First, here's an enum of all valid winning sequences:
enum Sequence implements Function<int[],int[]> {
TOP_ROW(0,1,2),
MIDDLE_ROW(3,4,5),
BOTTOM_ROW(6,7,8),
LEFT_COL(0,3,6),
MIDDLE_COL(1,4,7),
RIGHT_COL(2,5,8),
DOWN_DIAG(0,4,8),
UP_DIAG(2,4,6);
private final int[] positions;
Sequence(final int ... positions) {
this.positions = positions;
}
@Override
public int[] apply(final int[] ints) {
int[] cells = new int[positions.length];
for (int i = 0; i < positions.length; i++) {
cells[i] = ints[positions[i]];
}
return cells;
}
}
Now, assuming that your data model is an int[9] where all values are 0 (empty), 1 (player 1), or 2 (player 2), I'd use a method like this to check whether anyone has won (1 or 2 means the respective player has won, 0 means no one has won yet):
int winningPlayer(int[] game) {
return Arrays.stream(Sequence.values())// for all known sequences
.map(s -> s.apply(game)) // extract the sequence from the game array
.filter(
// check whether all values are the same, and not neutral
a -> Arrays.stream(a).distinct().count() == 1 && a[0] > 0)
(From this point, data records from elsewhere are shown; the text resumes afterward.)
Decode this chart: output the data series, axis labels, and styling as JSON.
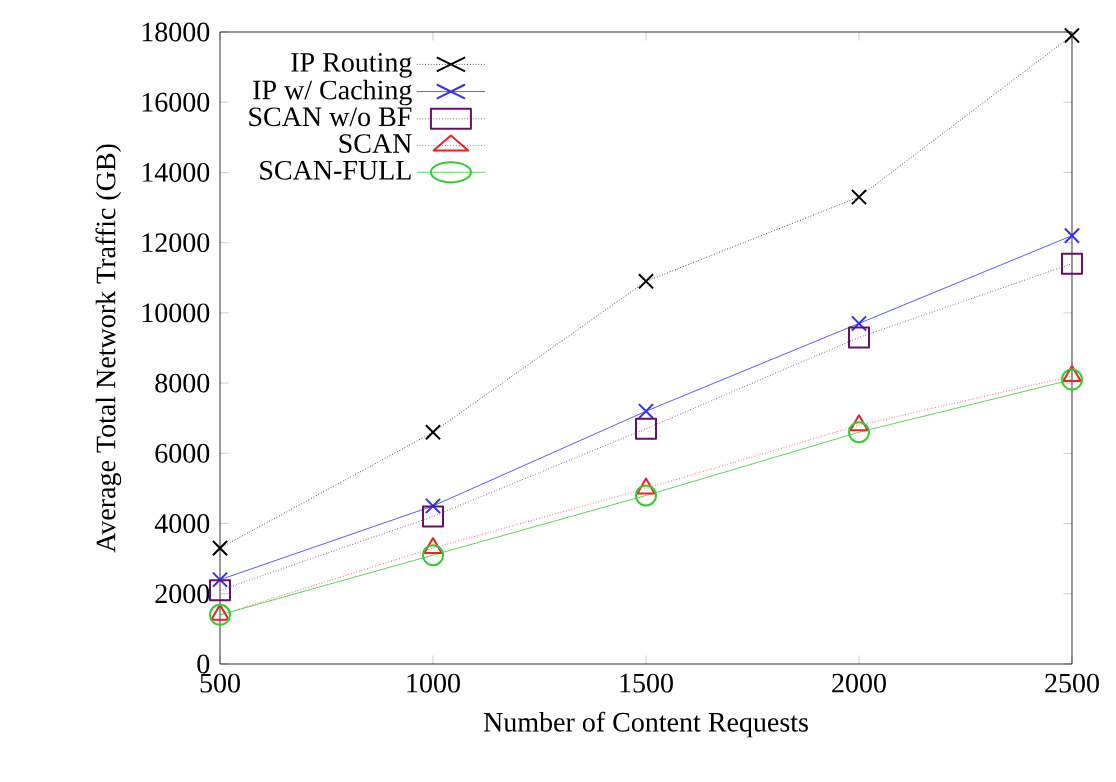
{
  "chart_data": {
    "type": "line",
    "xlabel": "Number of Content Requests",
    "ylabel": "Average Total Network Traffic (GB)",
    "x": [
      500,
      1000,
      1500,
      2000,
      2500
    ],
    "series": [
      {
        "name": "IP Routing",
        "color": "#000000",
        "marker": "cross",
        "line_style": "dotted",
        "values": [
          3300,
          6600,
          10900,
          13300,
          17900
        ]
      },
      {
        "name": "IP w/ Caching",
        "color": "#3333ee",
        "marker": "cross",
        "line_style": "solid",
        "values": [
          2400,
          4500,
          7200,
          9700,
          12200
        ]
      },
      {
        "name": "SCAN w/o BF",
        "color": "#661166",
        "marker": "square",
        "line_style": "dotted",
        "values": [
          2100,
          4200,
          6700,
          9300,
          11400
        ]
      },
      {
        "name": "SCAN",
        "color": "#ee2222",
        "marker": "triangle",
        "line_style": "dotted",
        "values": [
          1400,
          3300,
          5000,
          6800,
          8200
        ]
      },
      {
        "name": "SCAN-FULL",
        "color": "#33cc33",
        "marker": "circle",
        "line_style": "solid",
        "values": [
          1400,
          3100,
          4800,
          6600,
          8100
        ]
      }
    ],
    "xlim": [
      500,
      2500
    ],
    "ylim": [
      0,
      18000
    ],
    "xticks": [
      500,
      1000,
      1500,
      2000,
      2500
    ],
    "yticks": [
      0,
      2000,
      4000,
      6000,
      8000,
      10000,
      12000,
      14000,
      16000,
      18000
    ],
    "grid": false,
    "legend": "top left"
  }
}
.findFirst() // if I find a matching array
.map(a -> a[0]) // then extract the player
.orElse(0); // otherwise return the neutral player
}
Upvotes: 1
Reputation: 201477
The answer is yes, but the syntax is verbose. Stream the three elements. Perform a distinct. Count the number of distinct elements. If it's less than 2 all of the elements are equal. Like,
if (Stream.of(cell1, cell2, cell3).distinct().count() < 2
|| Stream.of(cell4, cell5, cell6).distinct().count() < 2
|| etc... ) {
}
Upvotes: 0
Reputation: 128
Your problem is
cell1 == cell2 == cell3
I assume these are integers. Then cell1 == cell2
yields a boolean result, and then you're trying to compare that boolean result to an integer, which isn't allowed and makes little sense.
You need cell1 == cell2 && cell2 == cell3
.
By the way, that's one conditional expression, not three conditional statements. The conditional expression is part of an if statement.